How long does this take? Around sixteen to twenty seconds?
* * *
The additional time it takes to alternate between the words of the nursery rhyme and the numbers one to eleven is the so-called switching cost. It takes more time because you have to keep in mind where you are in the alternating sequence of words and numbers while also fighting the tendency to complete the sequence you have just left. That is, if you say the word "little" you automatically want to say "lamb" next, rather than "four." Much of the switching cost
results from what's known as the "inhibition of return"—the mental focus needed to stop the mind from sliding backward into the previous task. Inhibiting one task and starting another—many times in succession, for hour after hour—consumes time and mental energy. Such multitasking might feel like you are doing many things at once in parallel, whereas in reality you are simply jumping from one task to another very inefficiently. And the more complex the task, the more inefficient the switching becomes. According to some studies, it can take around twenty minutes to refocus on a complex task after an interruption—and sometimes far longer. Repeated switching has a more insidious consequence, too. As each day progresses, and the weeks move into years, your mind can become shallower and shallower. Your attention span begins to erode. Your mind starts behaving like a skipping stone, bouncing off the surface of a pond. You may become better at switching, but less efficient at focusing on the tasks that you switch to. And because you can hold less and less in your mind, you need to switch more often, which means that you slow down
even more as all the different priorities compete for the diminishing space of your mind.

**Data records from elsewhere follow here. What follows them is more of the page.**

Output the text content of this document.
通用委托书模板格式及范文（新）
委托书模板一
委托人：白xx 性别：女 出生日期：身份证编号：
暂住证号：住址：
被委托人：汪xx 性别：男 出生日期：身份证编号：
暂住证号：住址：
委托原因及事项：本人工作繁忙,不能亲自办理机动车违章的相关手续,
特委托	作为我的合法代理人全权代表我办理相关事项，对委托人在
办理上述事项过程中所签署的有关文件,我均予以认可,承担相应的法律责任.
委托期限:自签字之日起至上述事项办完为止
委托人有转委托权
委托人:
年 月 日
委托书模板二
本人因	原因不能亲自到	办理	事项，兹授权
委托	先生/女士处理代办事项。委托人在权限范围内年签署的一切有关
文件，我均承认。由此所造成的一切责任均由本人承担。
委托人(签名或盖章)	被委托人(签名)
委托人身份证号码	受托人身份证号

There's an emotional cost, too. Because you are focusing your finite mental energy on the difficult task of switching, rather than working, such interruptions make you feel irritable and short-tempered. It can feel like you actually need that little burst of angry energy to switch back to the task that was interrupted. And it's stressful. These changes can become hardwired into your brain, so that you end up being quicker to anger and slower to laugh.

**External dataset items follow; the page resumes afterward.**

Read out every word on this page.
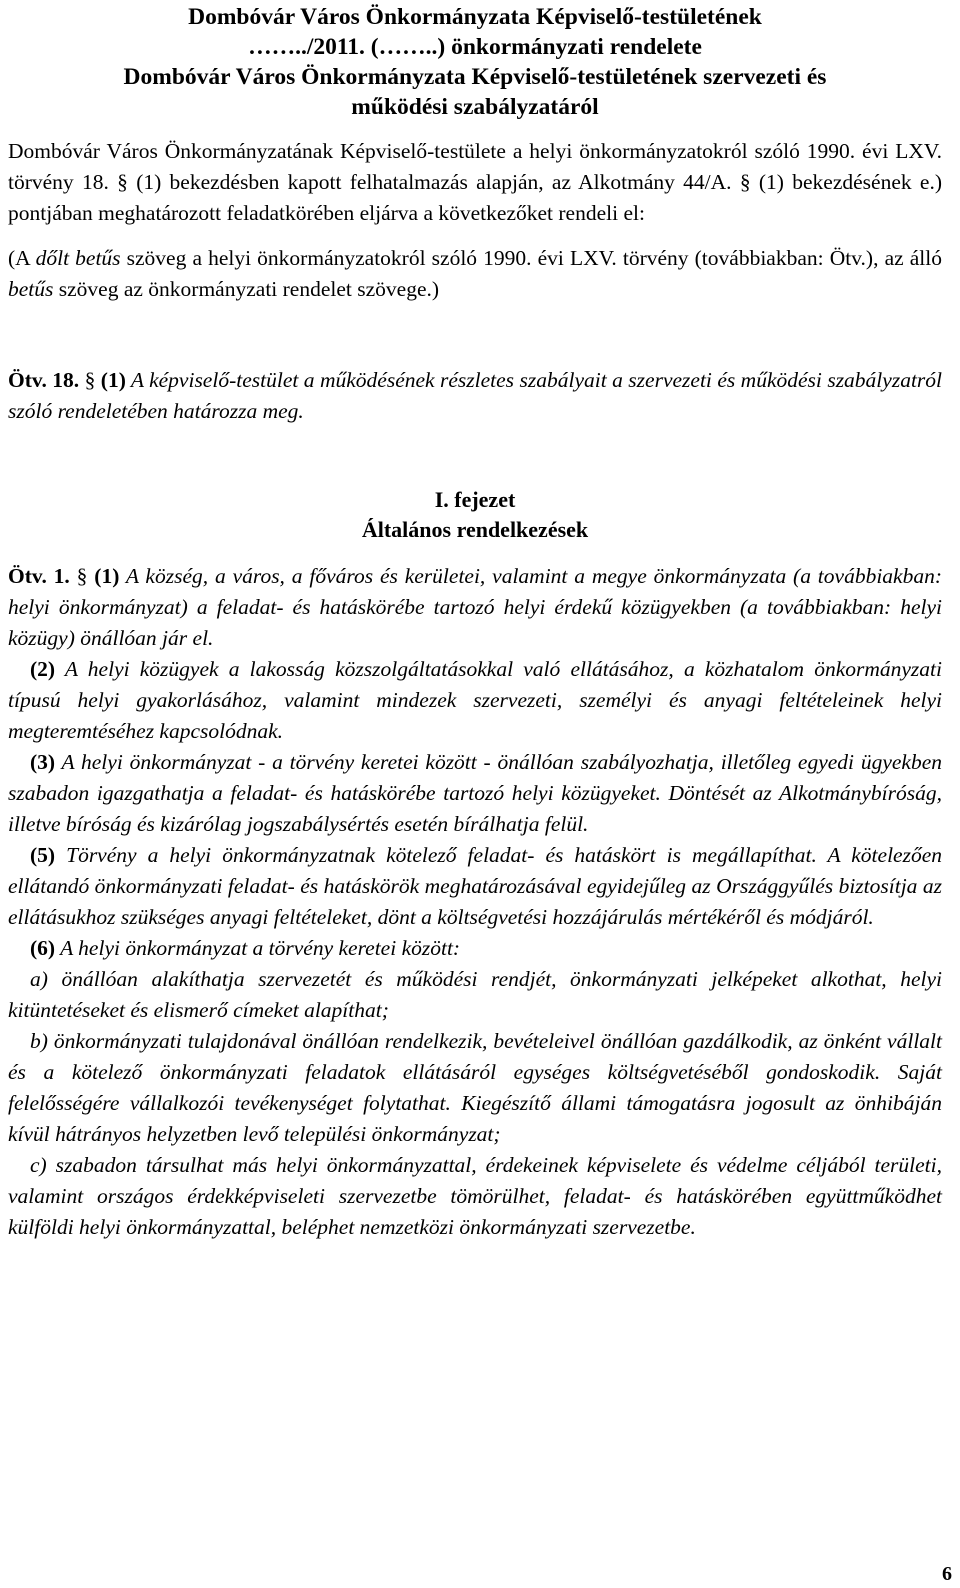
Dombóvár Város Önkormányzata Képviselő-testületének
……../2011. (……..) önkormányzati rendelete
Dombóvár Város Önkormányzata Képviselő-testületének szervezeti és
működési szabályzatáról

Dombóvár Város Önkormányzatának Képviselő-testülete a helyi önkormányzatokról szóló 1990. évi LXV. törvény 18. § (1) bekezdésben kapott felhatalmazás alapján, az Alkotmány 44/A. § (1) bekezdésének e.) pontjában meghatározott feladatkörében eljárva a következőket rendeli el:

(A dőlt betűs szöveg a helyi önkormányzatokról szóló 1990. évi LXV. törvény (továbbiakban: Ötv.), az álló betűs szöveg az önkormányzati rendelet szövege.)

Ötv. 18. § (1) A képviselő-testület a működésének részletes szabályait a szervezeti és működési szabályzatról szóló rendeletében határozza meg.

I. fejezet
Általános rendelkezések

Ötv. 1. § (1) A község, a város, a főváros és kerületei, valamint a megye önkormányzata (a továbbiakban: helyi önkormányzat) a feladat- és hatáskörébe tartozó helyi érdekű közügyekben (a továbbiakban: helyi közügy) önállóan jár el.

(2) A helyi közügyek a lakosság közszolgáltatásokkal való ellátásához, a közhatalom önkormányzati típusú helyi gyakorlásához, valamint mindezek szervezeti, személyi és anyagi feltételeinek helyi megteremtéséhez kapcsolódnak.

(3) A helyi önkormányzat - a törvény keretei között - önállóan szabályozhatja, illetőleg egyedi ügyekben szabadon igazgathatja a feladat- és hatáskörébe tartozó helyi közügyeket. Döntését az Alkotmánybíróság, illetve bíróság és kizárólag jogszabálysértés esetén bírálhatja felül.

(5) Törvény a helyi önkormányzatnak kötelező feladat- és hatáskört is megállapíthat. A kötelezően ellátandó önkormányzati feladat- és hatáskörök meghatározásával egyidejűleg az Országgyűlés biztosítja az ellátásukhoz szükséges anyagi feltételeket, dönt a költségvetési hozzájárulás mértékéről és módjáról.

(6) A helyi önkormányzat a törvény keretei között:

a) önállóan alakíthatja szervezetét és működési rendjét, önkormányzati jelképeket alkothat, helyi kitüntetéseket és elismerő címeket alapíthat;

b) önkormányzati tulajdonával önállóan rendelkezik, bevételeivel önállóan gazdálkodik, az önként vállalt és a kötelező önkormányzati feladatok ellátásáról egységes költségvetéséből gondoskodik. Saját felelősségére vállalkozói tevékenységet folytathat. Kiegészítő állami támogatásra jogosult az önhibáján kívül hátrányos helyzetben levő települési önkormányzat;

c) szabadon társulhat más helyi önkormányzattal, érdekeinek képviselete és védelme céljából területi, valamint országos érdekképviseleti szervezetbe tömörülhet, feladat- és hatáskörében együttműködhet külföldi helyi önkormányzattal, beléphet nemzetközi önkormányzati szervezetbe.

6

Nor are these problems confined solely to work. Looking after family and keeping a home running smoothly were once considered major tasks in themselves. Now, often out of necessity, they have been squeezed to the margins. This, in turn, means that maintaining a social life is far more difficult and having some genuine free time can seem all but impossible. Even if you do manage to find a little time for yourself, it might be interrupted by the arrival of an email from your boss, an alert from your calendar, or perhaps a ping from a social media or auction site. Even something as simple as picking up the phone to check the time can mean being confronted with a long list of alerts, banners, and notifications. Each one grabs a moment of your life—then trying to ignore or suppress them snatches away the next.
None of these is a difficulty in itself, but they can all combine to become a major problem when you have too much to do and not enough time to do it all. In this way, they can add to feelings of being swamped and overwhelmed. And it's hardly surprising, then, that you can end up feeling increasingly frazzled and on the edge of burning out.

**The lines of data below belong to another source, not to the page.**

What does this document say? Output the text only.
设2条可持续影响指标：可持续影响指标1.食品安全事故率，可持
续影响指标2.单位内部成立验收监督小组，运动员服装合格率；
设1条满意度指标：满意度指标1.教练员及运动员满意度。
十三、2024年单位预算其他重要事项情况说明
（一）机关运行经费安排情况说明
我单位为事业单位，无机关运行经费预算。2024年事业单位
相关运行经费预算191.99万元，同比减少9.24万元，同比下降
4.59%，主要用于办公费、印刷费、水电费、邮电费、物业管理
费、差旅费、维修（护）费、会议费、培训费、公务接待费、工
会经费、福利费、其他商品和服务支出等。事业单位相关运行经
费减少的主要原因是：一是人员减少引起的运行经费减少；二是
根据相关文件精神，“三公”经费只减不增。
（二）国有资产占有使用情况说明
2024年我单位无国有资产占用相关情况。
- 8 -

Although such a state is distressing and exhausting, something extra is needed to turn it into clinical-level anxiety, stress, or depression. It's called entanglement; it's when you become so trapped and enmeshed in difficulty that you cannot see a way out, no matter how hard you try. It's when you begin to overthink and to brood, becoming wrapped up in negativity. But it's not the "negative" feelings themselves that are the problem—they are symptoms; rather, it's the way that they become entangled with each other to deepen and prolong your suffering that is the root of your difficulties. Each one nestles in and supports the others. They can become so intertwined that one sad thought triggers the next, and the next, and the next, in a vicious downward spiral, dragging down with them your feelings, your body's energy levels, and your motivation to do the things that might support and nourish you.